Fabulous autumn sunset tonight, the colour lingered on and the air was crisp.
Cheers Jan

Lorie McCown said...

You have such gifts, Judy. Your art, words..I felt very privileged to meet and talk with you in person. I agree with all you said, and I too loved the Luke Haynes exhibit. And after hearing Michael James speak, and read his words in his catalog, I'm 180 spun on his work. It was an honor to meet with so many kindreds in one spot. I felt the synergy and magic.
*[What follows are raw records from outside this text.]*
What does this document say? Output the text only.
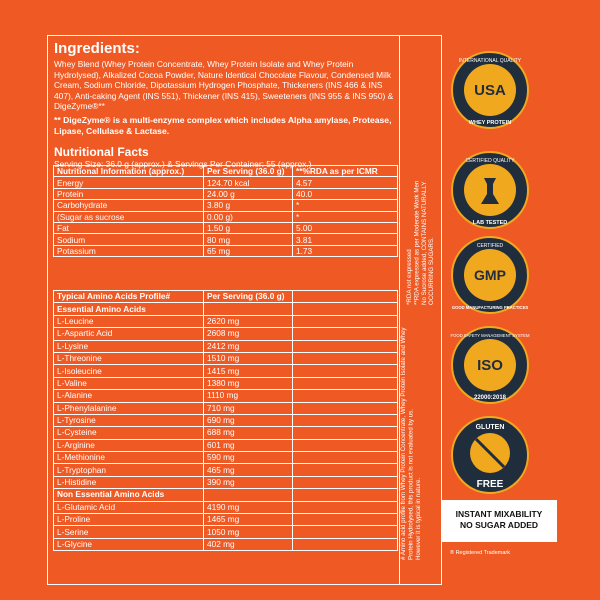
Ingredients:

Whey Blend (Whey Protein Concentrate, Whey Protein Isolate and Whey Protein Hydrolysed), Alkalized Cocoa Powder, Nature Identical Chocolate Flavour, Condensed Milk Cream, Sodium Chloride, Dipotassium Hydrogen Phosphate, Thickeners (INS 466 & INS 407), Anti-caking Agent (INS 551), Thickener (INS 415), Sweeteners (INS 955 & INS 950) & DigeZyme®**

** DigeZyme® is a multi-enzyme complex which includes Alpha amylase, Protease, Lipase, Cellulase & Lactase.

Nutritional Facts

Serving Size: 36.0 g (approx.) & Servings Per Container: 55 (approx.)

Nutritional Information (approx.)	Per Serving (36.0 g)	**%RDA as per ICMR
Energy	124.70 kcal	4.57
Protein	24.00 g	40.0
Carbohydrate	3.80 g	*
(Sugar as sucrose	0.00 g)	*
Fat	1.50 g	5.00
Sodium	80 mg	3.81
Potassium	65 mg	1.73
*RDA not expressed
**RDA expressed as per Moderate Work Men
No Sucrose added, CONTAINS NATURALLY OCCURRING SUGARS.
Typical Amino Acids Profile#	Per Serving (36.0 g)	
Essential Amino Acids		
L-Leucine	2620 mg	
L-Aspartic Acid	2608 mg	
L-Lysine	2412 mg	
L-Threonine	1510 mg	
L-Isoleucine	1415 mg	
L-Valine	1380 mg	
L-Alanine	1110 mg	
L-Phenylalanine	710 mg	
L-Tyrosine	690 mg	
L-Cysteine	688 mg	
L-Arginine	601 mg	
L-Methionine	590 mg	
L-Tryptophan	465 mg	
L-Histidine	390 mg	
Non Essential Amino Acids		
L-Glutamic Acid	4190 mg	
L-Proline	1465 mg	
L-Serine	1050 mg	
L-Glycine	402 mg	
# Amino acid profile from Whey Protein Concentrate, Whey Protein Isolate and Whey
Protein Hydrolysed, this product is not evaluated by us.
However it is typical in nature.
USA
INTERNATIONAL QUALITY
WHEY PROTEIN
CERTIFIED QUALITY
LAB TESTED
GMP
CERTIFIED
GOOD MANUFACTURING PRACTICES
ISO
FOOD SAFETY MANAGEMENT SYSTEM
22000:2018
GLUTEN
FREE
INSTANT MIXABILITY
NO SUGAR ADDED
® Registered Trademark
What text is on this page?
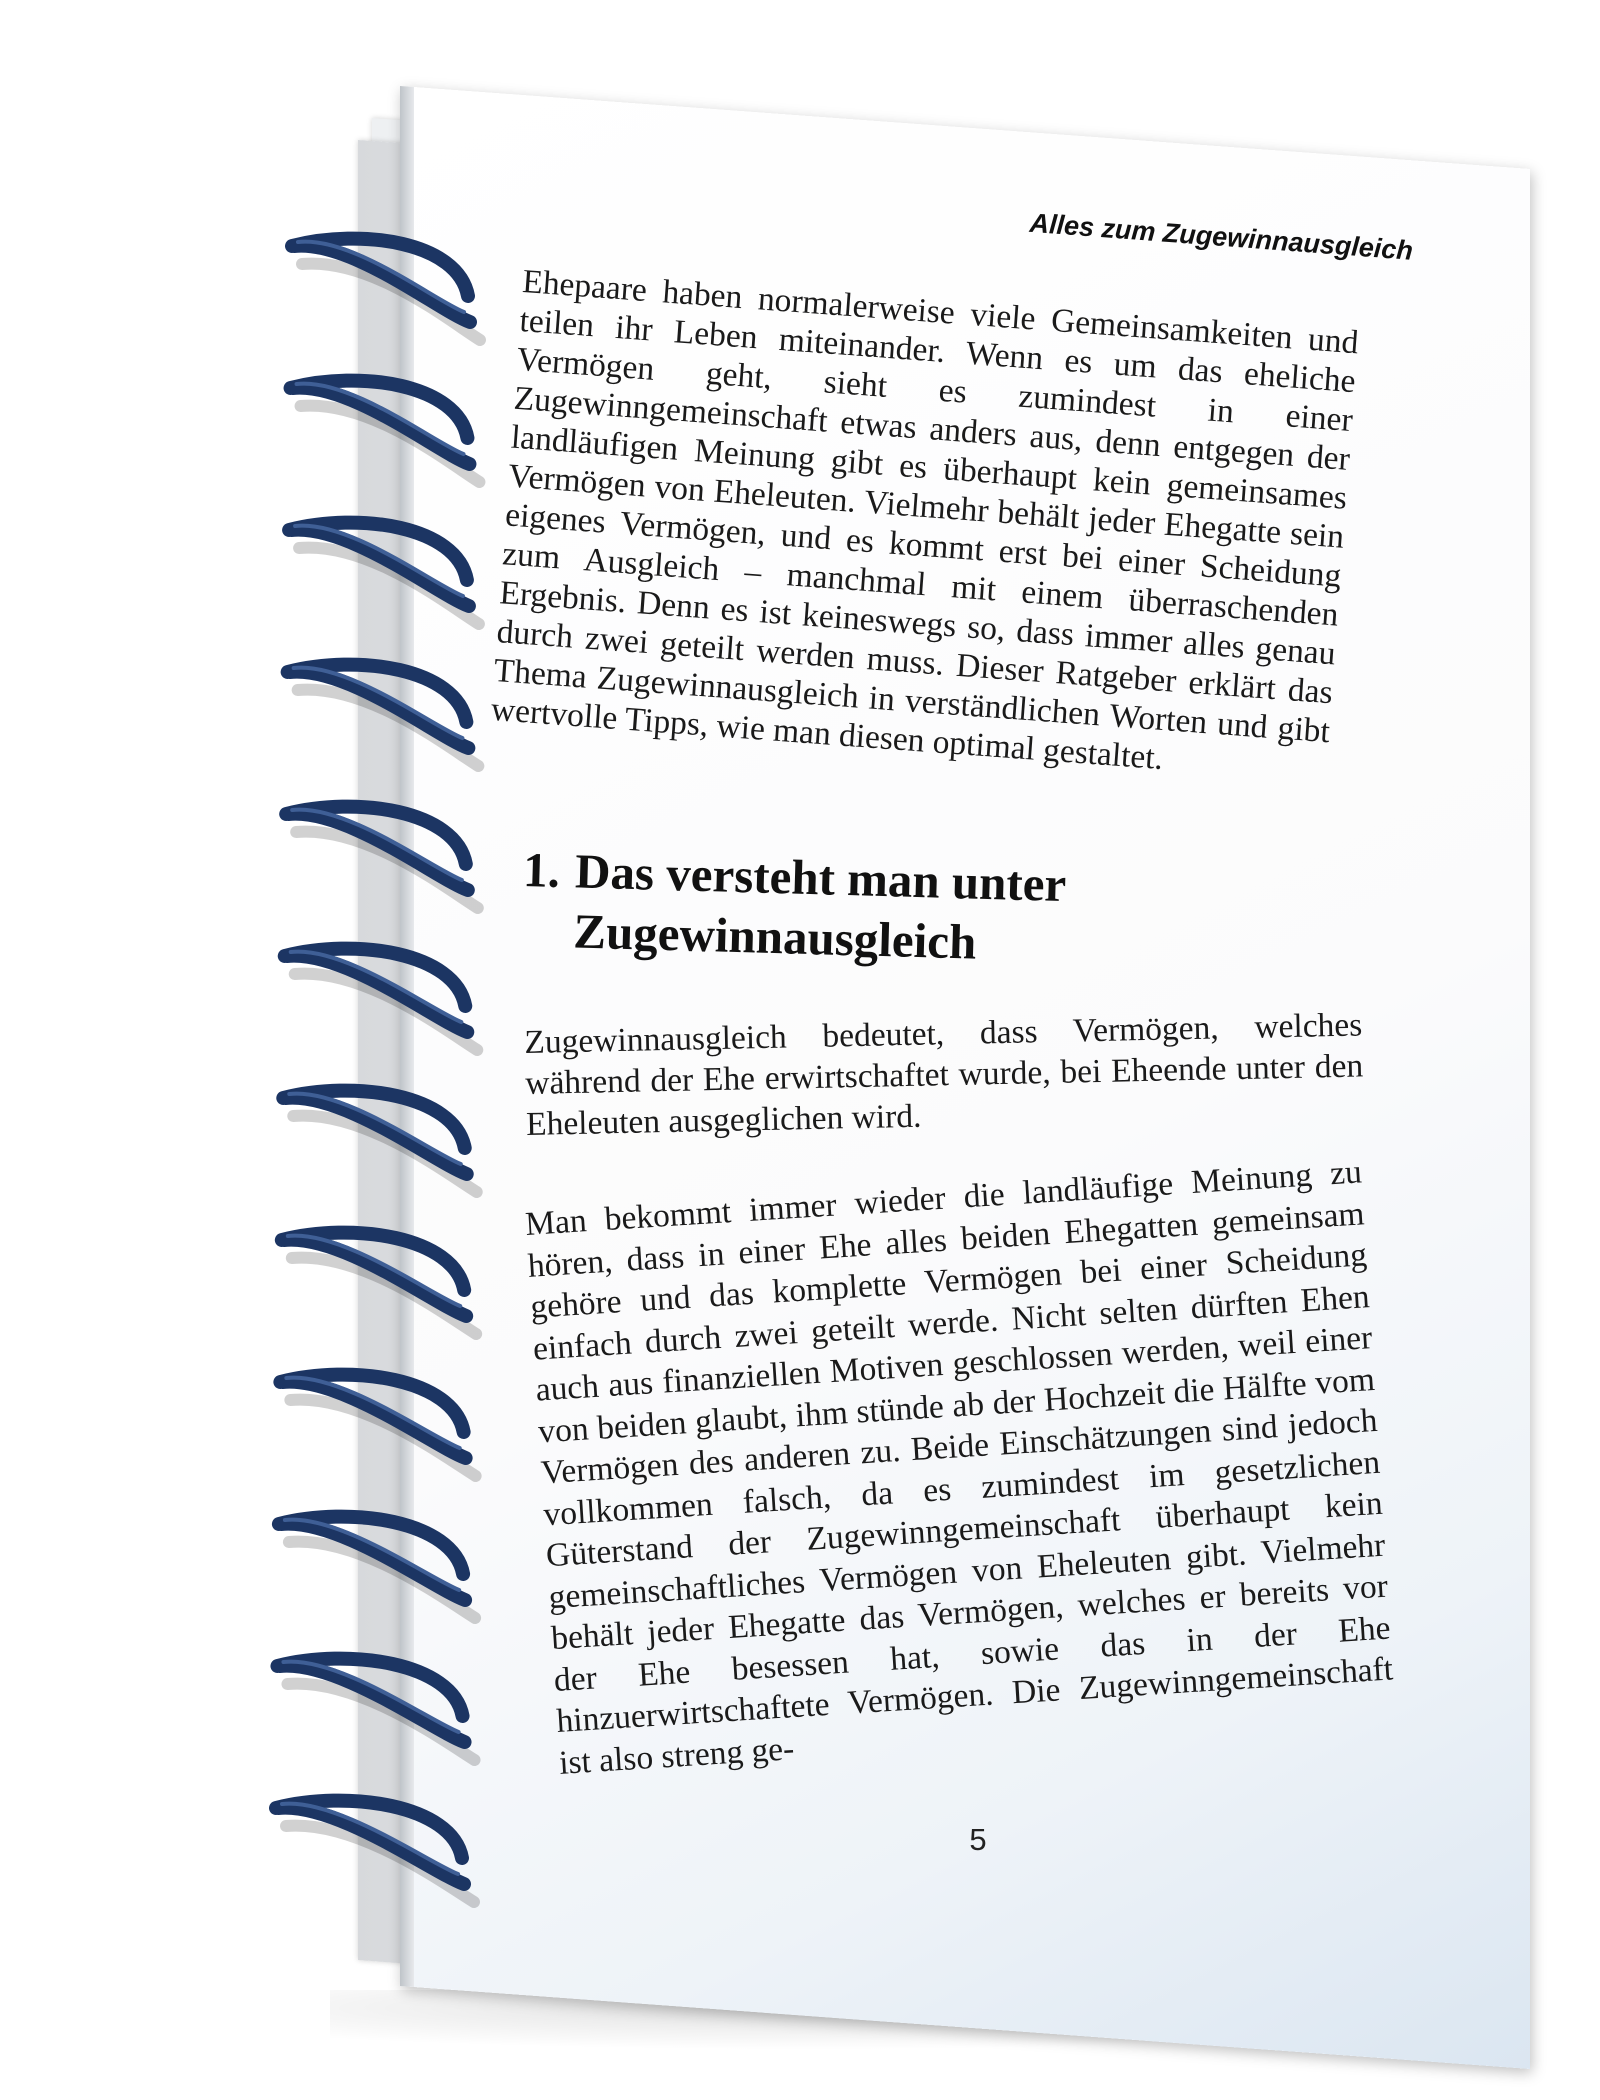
Alles zum Zugewinnausgleich
Ehepaare haben normalerweise viele Gemeinsamkeiten und teilen ihr Leben miteinander. Wenn es um das eheliche Vermögen geht, sieht es zumindest in einer Zugewinngemeinschaft etwas anders aus, denn entgegen der landläufigen Meinung gibt es überhaupt kein gemeinsames Vermögen von Eheleuten. Vielmehr behält jeder Ehegatte sein eigenes Vermögen, und es kommt erst bei einer Scheidung zum Ausgleich – manchmal mit einem überraschenden Ergebnis. Denn es ist keineswegs so, dass immer alles genau durch zwei geteilt werden muss. Dieser Ratgeber erklärt das Thema Zugewinnausgleich in verständlichen Worten und gibt wertvolle Tipps, wie man diesen optimal gestaltet.
1. Das versteht man unter
Zugewinnausgleich
Zugewinnausgleich bedeutet, dass Vermögen, welches während der Ehe erwirtschaftet wurde, bei Eheende unter den Eheleuten ausgeglichen wird.
Man bekommt immer wieder die landläufige Meinung zu hören, dass in einer Ehe alles beiden Ehegatten gemeinsam gehöre und das komplette Vermögen bei einer Scheidung einfach durch zwei geteilt werde. Nicht selten dürften Ehen auch aus finanziellen Motiven geschlossen werden, weil einer von beiden glaubt, ihm stünde ab der Hochzeit die Hälfte vom Vermögen des anderen zu. Beide Einschätzungen sind jedoch vollkommen falsch, da es zumindest im gesetzlichen Güterstand der Zugewinngemeinschaft überhaupt kein gemeinschaftliches Vermögen von Eheleuten gibt. Vielmehr behält jeder Ehegatte das Vermögen, welches er bereits vor der Ehe besessen hat, sowie das in der Ehe hinzuerwirtschaftete Vermögen. Die Zugewinngemeinschaft ist also streng ge-
5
I hope we cross paths again, maybe to stitch some together.

xo
Lorie

Stephanie Jo said...

The exhibition looks stunning.
I feel it’s very important to be informed; I grieve at the direction many in my country have taken.
But I can’t wrap myself in trauma.
Each individual must determine their level of involvement and what form that takes.
I choose to live a quiet life in a rural corner of California with my lovely husband.
This is what I need to retain some measure of stability so that I might respond to needs around me.
Others are prepared to take a more front line position.
May we all be strengthened for the work we are each given.

Els said...

THANKS Judy for showing this !!!!!!!!!!!

Regina Marzlin said...

I consciously did not watch any TV during the whole week I was at the conference, though I followed some events on the Internet. I just wanted to fully concentrate on all the people and events and exhibitions, which was indeed exhausting enough. I'm so glad I got to meet you there Judy, and hope our paths will cross again.